ML: Sì lo credo anch’io. Inoltre diciamo che il linguaggio performance a partire dagli anni ’60 a oggi ha maturato, come dire, delle formule ricorrenti: il corpo nudo, la materialità, la tecnologia. Pensa che l’anno scorso su facebook ho trovato perfino un decalogo su come si può diventare performer.
EP: Sfuggendo alla definizione, qual’è secondo te la funzione della performance?
ML: La prima funzione direi che è propria all’agire dell’artista: trovare una forma di azione che pensa il mondo, una forma di pensarlo e spiegarlo in maniera del tutto personale. Questo è comune a tutte le arti non è proprio della sola performance. Poi c’è un secondo punto di vista e questo è più specifico della performance. C’è il transfer tra ciò che fa l’artista e chi partecipa come osservatore. Tu artista puoi ascoltare quello che accade mentre agisci. Non è un atto trasferito e mediato come la letteratura o il cinema. Questa energia fisica che si trasmette tra l’artista e il suo pubblico è ciò che trovo molto interessante. E questo è interessante anche per il pubblico che è lì in quel momento e può sperimentare la sua connessione con ciò che sta avvenendo fisicamente davanti a lui. Questo può essere una rivelazione per entrambi performer e pubblico. Io ho avuto la fortuna, soprattutto all’inizio con la Fura, di sperimentare questa sorta di esperienze shock e trovo spesso gente che dopo venticinque anni mi parla di scene di alcuni spettacoli che gli sono rimaste impresse in maniera indelebile. Credo che sia difficile trovare questo in altre forme di espressione artistica.

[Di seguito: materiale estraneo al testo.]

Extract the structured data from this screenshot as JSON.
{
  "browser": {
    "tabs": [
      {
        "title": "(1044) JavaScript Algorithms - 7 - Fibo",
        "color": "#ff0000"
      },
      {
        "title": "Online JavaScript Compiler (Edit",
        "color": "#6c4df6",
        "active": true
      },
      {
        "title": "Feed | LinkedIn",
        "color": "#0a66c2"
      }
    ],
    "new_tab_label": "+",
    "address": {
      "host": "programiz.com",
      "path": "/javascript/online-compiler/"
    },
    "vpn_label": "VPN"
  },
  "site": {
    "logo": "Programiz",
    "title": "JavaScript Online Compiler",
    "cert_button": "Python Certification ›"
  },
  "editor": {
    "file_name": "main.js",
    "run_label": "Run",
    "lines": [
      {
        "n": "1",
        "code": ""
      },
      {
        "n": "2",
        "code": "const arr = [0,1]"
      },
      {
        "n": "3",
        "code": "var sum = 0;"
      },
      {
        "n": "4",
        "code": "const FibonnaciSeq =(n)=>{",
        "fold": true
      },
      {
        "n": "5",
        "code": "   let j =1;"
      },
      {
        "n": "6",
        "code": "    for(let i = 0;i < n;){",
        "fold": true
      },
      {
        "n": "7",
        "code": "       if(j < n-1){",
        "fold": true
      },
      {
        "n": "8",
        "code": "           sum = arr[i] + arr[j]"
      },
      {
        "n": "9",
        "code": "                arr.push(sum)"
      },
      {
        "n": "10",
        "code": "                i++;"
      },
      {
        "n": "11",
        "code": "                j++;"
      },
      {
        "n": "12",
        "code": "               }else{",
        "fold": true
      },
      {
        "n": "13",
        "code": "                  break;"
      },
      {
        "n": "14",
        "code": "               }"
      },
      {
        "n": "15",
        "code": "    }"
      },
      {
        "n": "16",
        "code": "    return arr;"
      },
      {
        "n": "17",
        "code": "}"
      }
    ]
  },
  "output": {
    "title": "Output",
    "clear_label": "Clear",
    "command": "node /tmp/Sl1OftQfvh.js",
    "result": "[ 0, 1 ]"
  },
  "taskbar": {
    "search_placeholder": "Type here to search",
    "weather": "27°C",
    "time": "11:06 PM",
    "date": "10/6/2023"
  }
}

EP: Un’ultima domanda: tu hai fatto esperienza prima con la Fura e poi ti sei dedicato alla performance. Hai frequentato entrambe le frontiere di sperimentazione. Mi incuriosisce sapere se c’è e nel caso qual è la differenza nell’uso del corpo nei due ambiti. Cambia l’utilizzo del corpo nelle due arti?
ML: Cambia certo. Ma cambia anche perché il tempo passa. Il mio corpo non è più lo stesso degli anni ’80. C’è una trasformazione graduale. E il pensiero è legato al corpo. Uno pensa con la propria corporalità. Non si pensa senza il corpo.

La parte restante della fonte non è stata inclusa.